Mi si dirà che questo svantaggia le imprese a partecipazione statale nella competizione di mercato. È vero. Ma questo discorso vale per qualsiasi politica industriale che faccia deviare un’impresa dalla massimizzazione del profitto. Siamo daccapo: se così è, vendiamole che è meglio. Per di più queste imprese, nonostante gli sforzi dell’Unione Europea, ricevono dei sussidi dallo Stato. Per esempio Saipem ha trovato nella Cassa Depositi e Prestiti un provvidenziale compratore, disposto a sacrificare 450 milioni per mantenerne il controllo nelle mani dello Stato. Che cosa hanno ricevuto i contribuenti in cambio di questi 450 milioni?
L’altra importante esternalità è la corruzione, non solo quella nazionale, ma anche quella internazionale. Proprio Saipem ha l’invidiabile primato di essere stata la prima società al mondo a essere condannata per corruzione internazionale con una sentenza passata in giudicato. Altre imprese a partecipazione statale stanno competendo nella “nobile” gara per il secondo posto.
“È molto difficile che una parte delle tangenti pagate all’estero non finisca nelle tasche di qualche manager o faccendiere locale. La corruzione internazionale alimenta la corruzione nazionale”

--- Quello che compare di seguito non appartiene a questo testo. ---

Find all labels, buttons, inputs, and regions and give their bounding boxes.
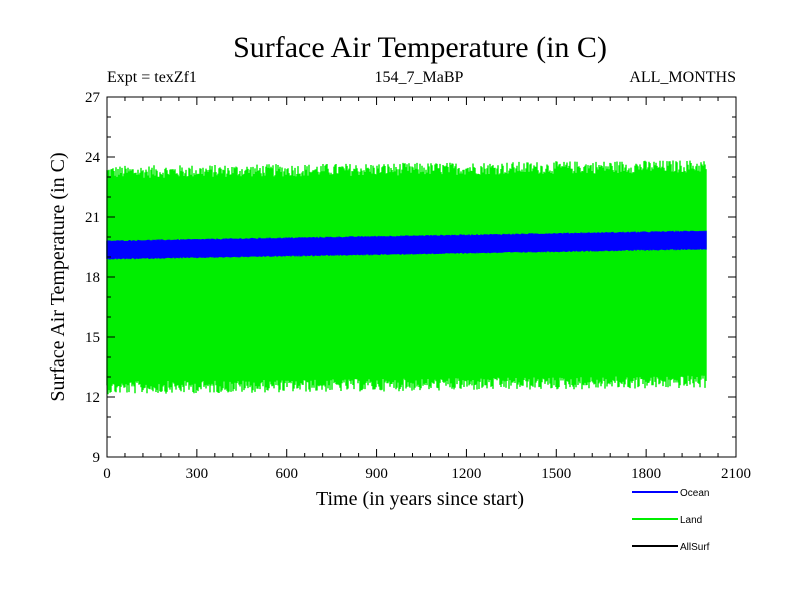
x-tick-label: 900: [365, 466, 388, 482]
plot-frame: [106, 96, 737, 458]
x-tick-label: 2100: [721, 466, 751, 482]
y-tick-label: 27: [85, 90, 101, 106]
x-tick-label: 600: [275, 466, 298, 482]
legend-label-allsurf: AllSurf: [680, 542, 710, 553]
x-tick-label: 0: [103, 466, 111, 482]
months-label: ALL_MONTHS: [629, 69, 736, 86]
series-land: [106, 160, 707, 395]
run-label: 154_7_MaBP: [375, 69, 464, 86]
legend: Ocean Land AllSurf: [632, 488, 710, 553]
chart-title: Surface Air Temperature (in C): [233, 31, 607, 64]
y-axis-label: Surface Air Temperature (in C): [47, 152, 69, 401]
y-tick-label: 21: [85, 210, 100, 226]
y-tick-label: 15: [85, 330, 100, 346]
y-tick-label: 18: [85, 270, 100, 286]
legend-label-land: Land: [680, 515, 702, 526]
y-tick-label: 12: [85, 390, 100, 406]
plot-area: [106, 160, 707, 395]
x-tick-label: 1500: [541, 466, 571, 482]
x-axis-label: Time (in years since start): [316, 488, 524, 510]
y-tick-label: 24: [85, 150, 101, 166]
legend-label-ocean: Ocean: [680, 488, 709, 499]
series-line-land: [106, 160, 707, 395]
x-tick-label: 1200: [451, 466, 481, 482]
y-tick-label: 9: [93, 450, 101, 466]
axis-ticks: 0 300 600 900 1200 1500 1800 2100 9 12 15 18 21 24 27: [85, 90, 751, 482]
x-tick-label: 1800: [631, 466, 661, 482]
x-tick-label: 300: [186, 466, 209, 482]
expt-label: Expt = texZf1: [107, 69, 197, 86]
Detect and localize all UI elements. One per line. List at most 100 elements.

Se pensiamo che la corruzione all’estero non ci riguardi, facciamo un grosso errore. Innanzitutto, la corruzione finanzia in molti Stati africani dittatori spietati che si arricchiscono smodatamente affamando la loro popolazione. Come il fenomeno dei migranti ci ricorda, il benessere dell’Africa è anche il nostro benessere. Ma poi è molto difficile che una parte delle tangenti pagate all’estero non finisca nelle tasche di qualche manager o faccendiere locale. La corruzione internazionale alimenta la corruzione nazionale. Perché le imprese partecipate dallo Stato non dovrebbero essere in prima linea nella battaglia contro questo cancro? Invece sembrano essere nell’occhio del ciclone.
Contrariamente a quanto si pensi, la grande corruzione è molto più facile da combattere che la piccola: basta controllare i flussi di denaro. La buona pratica internazionale impone una rigorosa due diligence per tutti i pagamenti, ma particolarmente quelli riguardanti commissioni di intermediazione. La decisione spetta al consiglio di amministrazione, e chi sbaglia paga: in termini di carriera, se non penalmente. Non solo se è provata la corruzione (che è sempre molto difficile da provare), ma anche solo se non è stata seguita la procedura. Le imprese a partecipazione statale si sono dotate di una simile procedura? Una procedura è inutile (anzi dannosa) se non viene fatta rispettare: fornisce solo l’illusione del controllo. La vera domanda è: quante sanzioni sono state inflitte dalle partecipate dello stato per violazioni di questa procedura?
Nei prossimi giorni il senatore Mucchetti, presidente della Commissione Industria del Senato, ascolterà i vertici delle principali aziende partecipate dallo Stato. Ci piacerebbe che ponesse queste domande. E soprattutto che pretendesse delle riposte esaustive. Altrimenti che ci teniamo a fare queste partecipazioni?